Aidan picked up a pen and started scrawling at inhuman speeds on one of the detail sheets in front of him. “It’s all right,” he said. “There is some consolation in all this.” Aidan looked up at me, grinning. “I’ll never get those bags under my eyes that you have from all this right now.”
“It’s not the job,” I said. “These are from the hangover.”
“Another thing I’m glad to not really experience,” he said, and fell to his pile of paperwork without another word, blazing through it in a way I could only dream of.
16
Despite the bustling sprawl of New York University from Greenwich Village down to Houston Street, I wasn’t too worried about just how the hell I was supposed to find any of the students I was looking for, thanks to the predictable and cliquish nature of film and theater people. Especially when it came to finding freshmen who were so new to the Big Apple that they latched onto one another like lost, lonely magnets.
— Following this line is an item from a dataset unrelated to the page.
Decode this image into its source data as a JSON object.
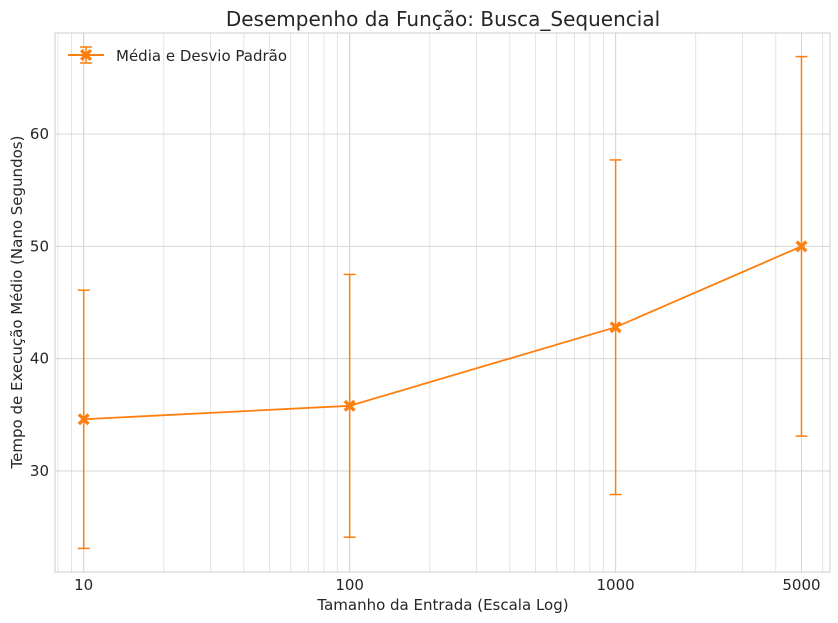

I started by hanging around Washington Square Park, and it didn’t take me too long to spy Trent and George making their way across the park. George’s platinum blond hair against the brown of his skin stuck out enough that I could have probably spotted him all the way from my apartment down in SoHo.
I followed the two students into one of the film studies buildings, thankful that my Department of Extraordinary Affairs ID was enough to get me in during normal school hours, unlike sneaking around the other night. I never knew when it would or wouldn’t work. It never quite held the weight that an actual police shield did around Manhattan. The two freshmen headed deep into the building’s twist of corridors. I kept losing them in my efforts to shadow them as discreetly as I could, and I had to use my psychometry a few times to flash on which way they had gone, but they were quick hits that didn’t flare up any residual anger issues. Before long, I came to a dead-end corridor with only one door marked with a sign that read EDITING SUITE—FILM & SOUND. I paused outside it to collect myself, trying to decide the best approach once I stepped through it. Last night’s conversation at Eccentric Circles had gone fairly well before they had brushed me off. Maybe the role of one of Mason Redfield’s old students would still hold up.